# IR Interface Overview

## Multi-level IR Abstraction

- High-level abstract interfaces that hide low-level details and map hardware-agnostic expressions to low-level instructions, improving operator development usability
- Fine-grained performance control interfaces for precise control of on-chip memory addresses, pipeline sync insertion, and ping-pong pipeline optimization
- Multi-level interfaces support flexible integration of custom DSLs and frameworks for high-performance custom operators on Ascend NPU

```text
  Torch-MLIR / Triton       (Framework/DSL layer)
         |
         v
  Linalg / Tensor            (General tensor algebra layer)
         |
         v
  HFusion                    (Hardware-aware fusion & scheduling layer)
         |
         v
  HIVM                       (NPU instruction layer)
         |
         v
  LIR -> Binary              (Machine code generation)
```

- **Linalg / Tensor layer**: Standard MLIR dialects for operator semantics (Elemwise, Broadcast, Reduce, Transpose, Concat, etc.); HFusion performs fusion, tiling, and scheduling automatically
- **HFusion layer**: Ascend-NPU-aware named ops (e.g. `hfusion.elemwise_unary`, `hfusion.cast`, `hfusion.select`, `hfusion.reduce_with_index`), tensor semantics, automatic bufferization, tiling, and scheduling
- **HIVM layer**: Direct mapping to NPU instructions, explicit control of memory hierarchy (GM/UB/L1/L0), compute pipelines (Vector/Cube/MTE), and sync primitives for fine-grained tuning

These layers allow custom DSLs and frameworks to integrate. Triton and PyTorch connect via IR conversion for high-performance custom operators on Ascend NPU.
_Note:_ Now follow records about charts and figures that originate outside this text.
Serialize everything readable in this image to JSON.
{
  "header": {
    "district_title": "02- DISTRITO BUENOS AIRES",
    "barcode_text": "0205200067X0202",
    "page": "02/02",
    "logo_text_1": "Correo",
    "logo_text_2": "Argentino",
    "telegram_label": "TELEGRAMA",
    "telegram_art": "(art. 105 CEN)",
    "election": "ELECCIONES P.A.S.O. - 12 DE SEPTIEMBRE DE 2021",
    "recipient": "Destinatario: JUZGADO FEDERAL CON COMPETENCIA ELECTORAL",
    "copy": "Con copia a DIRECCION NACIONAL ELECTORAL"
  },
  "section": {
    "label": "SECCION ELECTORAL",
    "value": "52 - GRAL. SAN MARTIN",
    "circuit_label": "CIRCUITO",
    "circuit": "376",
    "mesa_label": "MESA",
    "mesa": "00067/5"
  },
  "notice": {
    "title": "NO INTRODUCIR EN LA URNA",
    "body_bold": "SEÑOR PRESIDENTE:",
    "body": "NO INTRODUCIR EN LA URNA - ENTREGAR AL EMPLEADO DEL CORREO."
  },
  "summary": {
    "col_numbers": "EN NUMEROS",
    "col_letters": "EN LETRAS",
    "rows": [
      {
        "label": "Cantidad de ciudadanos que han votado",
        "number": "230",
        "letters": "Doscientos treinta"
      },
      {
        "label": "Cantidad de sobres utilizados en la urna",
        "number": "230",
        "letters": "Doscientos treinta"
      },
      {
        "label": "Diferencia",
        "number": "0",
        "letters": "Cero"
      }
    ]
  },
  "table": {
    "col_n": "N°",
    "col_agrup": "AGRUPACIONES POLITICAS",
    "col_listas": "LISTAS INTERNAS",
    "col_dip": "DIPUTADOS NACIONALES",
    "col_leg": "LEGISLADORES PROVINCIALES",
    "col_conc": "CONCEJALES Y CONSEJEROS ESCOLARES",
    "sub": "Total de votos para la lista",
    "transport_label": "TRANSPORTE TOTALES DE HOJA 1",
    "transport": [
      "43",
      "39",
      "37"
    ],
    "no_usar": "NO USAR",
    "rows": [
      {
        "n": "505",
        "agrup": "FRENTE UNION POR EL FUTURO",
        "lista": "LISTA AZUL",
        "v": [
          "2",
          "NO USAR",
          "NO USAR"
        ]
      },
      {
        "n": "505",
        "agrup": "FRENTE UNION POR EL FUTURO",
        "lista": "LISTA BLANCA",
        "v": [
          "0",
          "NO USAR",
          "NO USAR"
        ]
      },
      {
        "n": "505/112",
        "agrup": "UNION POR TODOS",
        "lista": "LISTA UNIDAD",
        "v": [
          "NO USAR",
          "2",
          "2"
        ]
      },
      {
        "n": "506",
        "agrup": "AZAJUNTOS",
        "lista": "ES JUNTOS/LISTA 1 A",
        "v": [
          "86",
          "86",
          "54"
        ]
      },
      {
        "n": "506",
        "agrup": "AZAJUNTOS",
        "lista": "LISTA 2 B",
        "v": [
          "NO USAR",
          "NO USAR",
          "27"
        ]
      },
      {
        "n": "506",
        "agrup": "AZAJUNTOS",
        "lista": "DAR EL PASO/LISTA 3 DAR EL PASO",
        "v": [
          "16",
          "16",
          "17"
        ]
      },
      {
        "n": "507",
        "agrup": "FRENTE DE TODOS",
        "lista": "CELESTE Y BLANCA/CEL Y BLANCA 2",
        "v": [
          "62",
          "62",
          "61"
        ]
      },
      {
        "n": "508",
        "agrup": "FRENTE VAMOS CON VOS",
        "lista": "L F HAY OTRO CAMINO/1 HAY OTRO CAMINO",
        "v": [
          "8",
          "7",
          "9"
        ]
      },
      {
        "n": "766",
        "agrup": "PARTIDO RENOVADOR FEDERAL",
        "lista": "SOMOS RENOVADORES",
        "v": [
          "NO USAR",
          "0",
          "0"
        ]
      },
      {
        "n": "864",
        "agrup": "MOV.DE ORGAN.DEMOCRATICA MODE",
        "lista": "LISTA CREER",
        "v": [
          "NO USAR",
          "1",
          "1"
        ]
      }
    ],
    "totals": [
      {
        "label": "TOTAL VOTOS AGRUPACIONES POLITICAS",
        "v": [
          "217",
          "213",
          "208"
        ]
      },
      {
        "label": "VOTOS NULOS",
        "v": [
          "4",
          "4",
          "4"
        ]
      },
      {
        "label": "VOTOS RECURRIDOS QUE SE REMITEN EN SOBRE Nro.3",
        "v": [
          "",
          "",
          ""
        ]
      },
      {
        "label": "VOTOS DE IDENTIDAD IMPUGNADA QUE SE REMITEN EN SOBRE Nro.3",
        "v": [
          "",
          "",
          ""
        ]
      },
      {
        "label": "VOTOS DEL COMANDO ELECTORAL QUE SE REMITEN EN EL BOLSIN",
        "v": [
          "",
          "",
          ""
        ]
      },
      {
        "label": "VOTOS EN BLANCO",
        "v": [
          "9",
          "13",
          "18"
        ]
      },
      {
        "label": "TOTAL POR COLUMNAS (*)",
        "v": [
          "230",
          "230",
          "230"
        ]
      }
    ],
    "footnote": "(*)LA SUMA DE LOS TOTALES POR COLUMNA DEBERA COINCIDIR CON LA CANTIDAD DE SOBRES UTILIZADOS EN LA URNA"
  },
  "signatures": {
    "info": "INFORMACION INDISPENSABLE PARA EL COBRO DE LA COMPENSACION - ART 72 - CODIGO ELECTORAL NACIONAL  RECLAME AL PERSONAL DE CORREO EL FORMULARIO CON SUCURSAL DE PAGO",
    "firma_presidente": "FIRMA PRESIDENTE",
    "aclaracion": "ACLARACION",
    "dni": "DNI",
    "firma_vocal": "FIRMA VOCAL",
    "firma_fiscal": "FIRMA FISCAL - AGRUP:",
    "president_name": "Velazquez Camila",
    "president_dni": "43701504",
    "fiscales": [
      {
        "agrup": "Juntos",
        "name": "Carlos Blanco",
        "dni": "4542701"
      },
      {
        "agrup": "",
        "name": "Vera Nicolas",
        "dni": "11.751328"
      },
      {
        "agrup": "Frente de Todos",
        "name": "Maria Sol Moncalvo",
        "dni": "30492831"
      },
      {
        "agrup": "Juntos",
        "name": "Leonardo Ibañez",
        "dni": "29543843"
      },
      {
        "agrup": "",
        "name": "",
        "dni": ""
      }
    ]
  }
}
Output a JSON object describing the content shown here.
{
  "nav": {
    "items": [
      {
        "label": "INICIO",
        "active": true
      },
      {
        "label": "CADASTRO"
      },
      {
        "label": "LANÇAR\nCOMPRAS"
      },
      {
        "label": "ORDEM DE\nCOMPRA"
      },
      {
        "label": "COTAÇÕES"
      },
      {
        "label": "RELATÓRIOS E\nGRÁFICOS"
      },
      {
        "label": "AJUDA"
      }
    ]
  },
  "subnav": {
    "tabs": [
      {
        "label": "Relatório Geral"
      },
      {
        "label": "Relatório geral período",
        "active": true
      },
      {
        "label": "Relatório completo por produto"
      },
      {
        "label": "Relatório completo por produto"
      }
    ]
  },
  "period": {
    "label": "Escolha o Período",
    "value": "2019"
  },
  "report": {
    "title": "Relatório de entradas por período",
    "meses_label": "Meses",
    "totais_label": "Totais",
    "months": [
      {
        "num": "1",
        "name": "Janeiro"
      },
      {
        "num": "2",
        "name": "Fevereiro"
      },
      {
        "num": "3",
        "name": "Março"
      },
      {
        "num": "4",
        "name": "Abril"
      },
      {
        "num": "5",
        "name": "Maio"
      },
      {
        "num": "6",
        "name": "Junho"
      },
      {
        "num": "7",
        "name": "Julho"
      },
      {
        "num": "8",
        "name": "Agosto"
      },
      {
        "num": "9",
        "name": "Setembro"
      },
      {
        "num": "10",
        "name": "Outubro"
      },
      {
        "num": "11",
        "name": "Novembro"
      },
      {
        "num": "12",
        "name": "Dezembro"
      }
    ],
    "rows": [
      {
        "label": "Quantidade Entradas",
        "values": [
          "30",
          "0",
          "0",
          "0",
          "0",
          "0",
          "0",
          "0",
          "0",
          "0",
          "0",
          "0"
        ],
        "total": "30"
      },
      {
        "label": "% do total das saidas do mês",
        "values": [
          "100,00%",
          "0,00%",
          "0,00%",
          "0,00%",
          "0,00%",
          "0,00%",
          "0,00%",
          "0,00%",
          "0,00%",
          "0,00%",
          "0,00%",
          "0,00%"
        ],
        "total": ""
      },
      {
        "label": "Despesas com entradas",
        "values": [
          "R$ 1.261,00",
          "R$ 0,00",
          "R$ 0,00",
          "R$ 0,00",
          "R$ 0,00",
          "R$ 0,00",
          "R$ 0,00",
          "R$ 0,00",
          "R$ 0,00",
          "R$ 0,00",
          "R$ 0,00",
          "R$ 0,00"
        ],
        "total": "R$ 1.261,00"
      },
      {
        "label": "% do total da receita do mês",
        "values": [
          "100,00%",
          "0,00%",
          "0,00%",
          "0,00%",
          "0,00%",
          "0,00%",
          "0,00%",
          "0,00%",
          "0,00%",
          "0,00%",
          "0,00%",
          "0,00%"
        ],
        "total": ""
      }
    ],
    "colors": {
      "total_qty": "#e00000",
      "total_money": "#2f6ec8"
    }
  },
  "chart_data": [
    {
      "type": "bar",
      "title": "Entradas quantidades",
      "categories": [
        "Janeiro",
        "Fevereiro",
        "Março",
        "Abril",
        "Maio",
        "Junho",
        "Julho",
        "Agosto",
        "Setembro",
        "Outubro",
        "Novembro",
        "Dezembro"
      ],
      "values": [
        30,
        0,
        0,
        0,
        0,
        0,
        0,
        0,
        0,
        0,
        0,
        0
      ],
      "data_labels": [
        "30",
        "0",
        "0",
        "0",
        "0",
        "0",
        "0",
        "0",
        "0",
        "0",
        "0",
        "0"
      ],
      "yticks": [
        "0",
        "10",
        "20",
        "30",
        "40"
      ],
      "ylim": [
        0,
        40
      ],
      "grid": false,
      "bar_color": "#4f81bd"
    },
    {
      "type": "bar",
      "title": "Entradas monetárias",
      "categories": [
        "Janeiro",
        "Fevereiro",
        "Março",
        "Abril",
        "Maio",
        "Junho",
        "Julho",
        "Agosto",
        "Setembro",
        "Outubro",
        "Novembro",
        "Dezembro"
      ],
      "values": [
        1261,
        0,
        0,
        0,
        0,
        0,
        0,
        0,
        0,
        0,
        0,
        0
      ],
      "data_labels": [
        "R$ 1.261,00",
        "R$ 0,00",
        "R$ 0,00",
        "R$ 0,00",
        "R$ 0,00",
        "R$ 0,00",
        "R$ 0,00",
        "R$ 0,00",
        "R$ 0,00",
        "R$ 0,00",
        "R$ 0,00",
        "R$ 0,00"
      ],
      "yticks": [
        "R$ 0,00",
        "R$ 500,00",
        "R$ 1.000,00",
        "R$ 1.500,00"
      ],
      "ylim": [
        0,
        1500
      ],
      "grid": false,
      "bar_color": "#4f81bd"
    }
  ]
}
## Compile Options and Function Attributes

### Compile options

`bishengir-compile` provides these common options:

| Option | Default | Description |
|--------|---------|-------------|
| `-target` | `Ascend<Name>` | Target device (core count, on-chip memory size and other hardware specifications), queried via `npu-smi info`. |
| `-block-dim` | `1` | Number of blocks; compiled kernel carries `hacc.block_dim` |
| `-enable-hfusion-compile` | `false` | Enable HFusion pipeline (fusion, scheduling, tiling) |
| `-enable-hivm-compile` | `true` | Enable HIVM pipeline (lower to HIVM and optimize) |
| `-enable-torch-compile` | `false` | Enable Torch-MLIR pipeline |
| `-enable-triton-kernel-compile` | `false` | Enable Triton kernel pipeline |

Supported target devices include the Atlas A2/A3, Ascend 950PR/Ascend 950DT series.

### Function attributes

The following attributes mark kernel entry functions and are shared across all integration paths:

| Attribute | Description |
|-----------|-------------|
| `hacc.entry` | Marks the current function as the kernel entry |
| `hacc.function_kind = #hacc.function_kind<DEVICE>` | Function runs on the DEVICE side |
| `hacc.function_kind = #hacc.function_kind<HOST>` | Function runs on the HOST side; HFusion will outline device kernels |

Example:

```mlir
func.func @kernel(...) attributes {hacc.entry, hacc.function_kind = #hacc.function_kind<DEVICE>} {
  ...
}
```

## Triton integration

Triton is a widely used language for high-performance kernel development. [Triton Ascend](https://gitcode.com/Ascend/triton-ascend/) converts Triton kernels to MLIR for the AscendNPU IR stack and enables running Triton kernels on Ascend NPU. See [Triton interface](triton_interface.md) for installation, environment, op mapping, and Ascend extensions.

## TileLang integration

TileLang (tilelang-ascend) is a domain-specific language for Ascend NPU kernel development, built on tile-lang's Pythonic syntax and [TVM](https://tvm.apache.org/). It supports GEMM, vector operations, and attention mechanisms, compiling kernels to AscendNPU IR (HIVM) for execution on Ascend NPU. See [TileLang interface](tile_lang_interface.md) for installation and usage details.

## Framework integration

AscendNPU IR supports framework integration (PyTorch/TensorFlow/MindSpore) in two ways:

- **DSL integration**: e.g., Triton and TileLang
- **IR integration**: e.g., Torch IR, Linalg/HFusion IR, and HIVM IR

See [Framework interface](framework_interface.md) for details.